I miss the old PNE. The PNE, Vancouver’s annual end-of-summer fair, used to be for adults as well as kids. Now it’s, basically speaking, just for kids. Dal Richards, our King of Swing, is still there with his band, as are the PNE Prize Home, and the MIni-Donuts, and the farm animals that one is otherwise unlikely to see up-close if one is a city-dweller like me. Also, there are now some interesting evening grandstand concerts included with the price of admission to the fair–if you are available to attend the PNE at night, and don’t mind possibly getting wet. (These concerts are all outdoors and, in Vancouver, rain is a very strong possibility during the run of the fair.) What isn’t there now, that I miss, are the Home Show, the Horticulture Show (fruits, vegetables and flowers), the Craft Show, the logging-skills competition (log-rolling, axe wielding, and scurrying up tall poles as fast as possible), and the Food Building, where you could enjoy a good meal indoors and often run into someone you knew from the past who was doing the same thing. There used to be a circus, too, way, way, back. (That may even have been before my time. I recall seeing the Shriner’s Circus when I was kid, which may, or may not, have been at the PNE.) The PNE is now mostly artery-clogging novelty “fair food”–deep-fried Mars Bars, and so on–and daredevil, vomit inducing, carnival rides, both of which appeal mostly to kids.

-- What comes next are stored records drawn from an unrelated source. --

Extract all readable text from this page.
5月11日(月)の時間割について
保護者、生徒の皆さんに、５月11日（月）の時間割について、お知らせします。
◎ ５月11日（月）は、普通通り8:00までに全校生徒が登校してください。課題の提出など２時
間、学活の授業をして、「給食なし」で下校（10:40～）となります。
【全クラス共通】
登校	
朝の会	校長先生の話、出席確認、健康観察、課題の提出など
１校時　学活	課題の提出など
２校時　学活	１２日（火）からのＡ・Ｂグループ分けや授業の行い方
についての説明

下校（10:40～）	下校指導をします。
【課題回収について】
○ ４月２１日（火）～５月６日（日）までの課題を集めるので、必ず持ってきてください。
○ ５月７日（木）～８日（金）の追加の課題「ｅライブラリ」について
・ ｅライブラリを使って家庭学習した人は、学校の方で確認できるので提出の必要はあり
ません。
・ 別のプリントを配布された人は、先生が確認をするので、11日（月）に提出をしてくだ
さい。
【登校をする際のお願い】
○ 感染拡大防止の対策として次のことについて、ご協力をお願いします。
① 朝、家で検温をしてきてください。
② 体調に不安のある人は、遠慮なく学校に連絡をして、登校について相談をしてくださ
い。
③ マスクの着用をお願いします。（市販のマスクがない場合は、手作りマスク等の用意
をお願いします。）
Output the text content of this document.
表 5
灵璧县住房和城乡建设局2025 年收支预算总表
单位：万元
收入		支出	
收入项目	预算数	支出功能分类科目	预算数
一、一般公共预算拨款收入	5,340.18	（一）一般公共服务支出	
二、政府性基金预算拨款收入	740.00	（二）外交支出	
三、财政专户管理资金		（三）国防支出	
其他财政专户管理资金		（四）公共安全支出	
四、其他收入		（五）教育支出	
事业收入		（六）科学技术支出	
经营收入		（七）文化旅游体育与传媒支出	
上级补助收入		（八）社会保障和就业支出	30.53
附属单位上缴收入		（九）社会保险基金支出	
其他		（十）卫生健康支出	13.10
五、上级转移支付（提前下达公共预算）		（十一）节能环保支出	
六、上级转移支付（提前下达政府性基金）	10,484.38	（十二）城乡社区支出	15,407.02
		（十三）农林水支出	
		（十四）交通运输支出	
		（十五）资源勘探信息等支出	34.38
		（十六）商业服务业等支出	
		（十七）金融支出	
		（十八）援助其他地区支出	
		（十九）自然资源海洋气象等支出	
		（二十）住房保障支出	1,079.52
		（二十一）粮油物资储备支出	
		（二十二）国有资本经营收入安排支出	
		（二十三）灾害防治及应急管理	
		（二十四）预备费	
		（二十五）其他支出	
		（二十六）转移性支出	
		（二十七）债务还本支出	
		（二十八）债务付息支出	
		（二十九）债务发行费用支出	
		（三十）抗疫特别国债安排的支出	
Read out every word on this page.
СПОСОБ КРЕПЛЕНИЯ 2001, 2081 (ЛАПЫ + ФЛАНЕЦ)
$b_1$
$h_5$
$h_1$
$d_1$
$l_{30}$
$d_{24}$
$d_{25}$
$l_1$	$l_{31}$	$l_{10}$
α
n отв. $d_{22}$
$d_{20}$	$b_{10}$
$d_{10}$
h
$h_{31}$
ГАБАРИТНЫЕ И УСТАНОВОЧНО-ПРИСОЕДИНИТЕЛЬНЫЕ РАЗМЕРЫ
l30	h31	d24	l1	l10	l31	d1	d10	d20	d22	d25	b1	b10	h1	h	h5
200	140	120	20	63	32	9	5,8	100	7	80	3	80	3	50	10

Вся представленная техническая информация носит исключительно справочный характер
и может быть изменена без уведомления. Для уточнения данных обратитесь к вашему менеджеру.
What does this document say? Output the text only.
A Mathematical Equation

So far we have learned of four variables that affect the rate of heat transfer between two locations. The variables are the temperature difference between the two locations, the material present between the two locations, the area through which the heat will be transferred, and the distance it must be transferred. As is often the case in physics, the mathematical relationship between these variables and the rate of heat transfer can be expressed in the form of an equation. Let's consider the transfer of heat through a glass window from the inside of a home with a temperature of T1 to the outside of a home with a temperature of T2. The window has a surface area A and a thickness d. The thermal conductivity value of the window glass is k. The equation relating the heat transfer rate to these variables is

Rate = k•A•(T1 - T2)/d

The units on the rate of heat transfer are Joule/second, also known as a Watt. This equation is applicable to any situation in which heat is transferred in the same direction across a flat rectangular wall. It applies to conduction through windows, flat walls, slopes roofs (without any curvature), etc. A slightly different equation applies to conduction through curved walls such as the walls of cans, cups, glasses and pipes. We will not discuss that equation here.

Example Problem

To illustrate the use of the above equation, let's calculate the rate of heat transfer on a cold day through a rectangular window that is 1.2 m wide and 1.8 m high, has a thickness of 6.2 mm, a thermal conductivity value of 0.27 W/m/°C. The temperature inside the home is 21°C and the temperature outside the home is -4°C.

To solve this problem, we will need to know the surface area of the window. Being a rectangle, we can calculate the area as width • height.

If the sacrifices that have been made at the PNE were made for financial reasons and if the PNE were now doing well financially, I could accept the changes. At least we still have the PNE, in some form. But, this year, as was brought to my attention by someone I know who knows someone whose daughter works in an administrative role for the PNE, the PNE is struggling financially. Granted, it wasn’t the most reliable source of information about the PNE’s finances; but just the lowering of admission prices this year and the Monday closures would suggest there are presently some financial issues.
If money is a problem now at the PNE, I would suggest that doing more to make the PNE experience interesting and entertaining for adults–including bringing back some of the things I miss, that I mentioned above–could be a good way of increasing revenue. Maybe most of the people who now work for the PNE are too young to remember. (That guy with the daughter who works there couldn’t have been older than fifty himself.)
Last week, I was talking with a male co-worker, roughly my age and also born and bred in Vancouver, about the PNE. He said he always used to go, but he doesn’t go anymore. As he put it, “What the hell am I supposed to do there? Ride the roller-coaster all day?” He went on to say that, in the past, he had particularly enjoyed the PNE Home Show, and mentioned various items he’d purchased there that he still has in his home that remind him of the old PNE.
As for me, I did attend the PNE this year; but I spent only about an hour there, and not much money–other than buying tickets for the PNE Prize Home draw. I didn’t ride the roller-coaster even once, or eat any expensive junk food. (I did buy a bag of Mini-Donuts to take home.) Most of my time was spent in the barn, reconnecting with farm animals and the smells of hay and manure.